James Boyle (seen here in his fancy hat) is a tower of sense on IP law. He published a terrific essay on the subject in the Financial Times recently. Here’s how he sets the scene:
“So how do we decide the ground-rules of the information age? Representatives of interested industries come to regulators and ask for another heaping slice of monopoly rent in the form of an intellectual property right. They have doom-laden predictions, they have anecdotes, carefully selected to pluck the heartstrings of legislators, they have celebrities who testify – often incoherently, but with palpable charisma – and they have very, very simple economic models.

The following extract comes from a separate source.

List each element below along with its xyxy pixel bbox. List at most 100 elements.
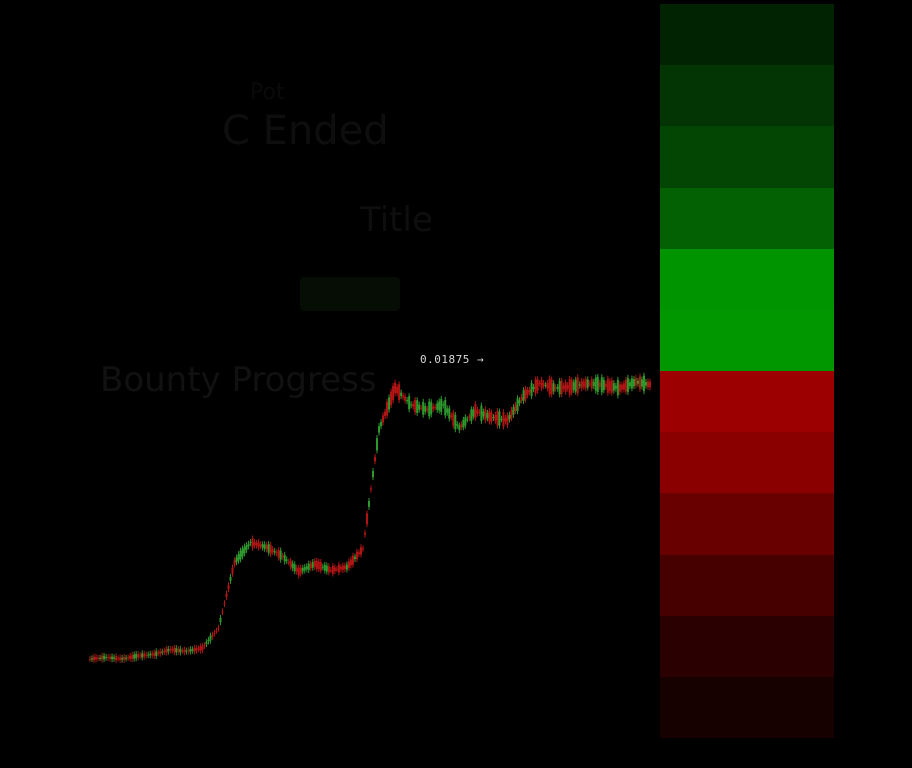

The basic economic model here is ‘If you give me a larger right, I will have a larger incentive to innovate. Thus the bigger the rights, the more innovation we will get. Right?’ Well, not exactly.”
The problem, as Boyle sees it, is that we don’t have evidence-based lawmaking in this area. But then he has a great idea: why not look for an instance where one country has implemented a new IP law and another country has not, and compare the results. Does the strong-IP jurisdiction have more innovation than the weak-IP one? The delicious twist in the piece is that he has found such a case — database rights, where the EU legislated and the US did not. Guess which jurisdiction had more innovation in database development?
There’s only one thing better than a writer who quotes Macaulay, and that’s someone who writes like Macaulay. Jamie comes close to that ideal at times. Give him a white hat, someone.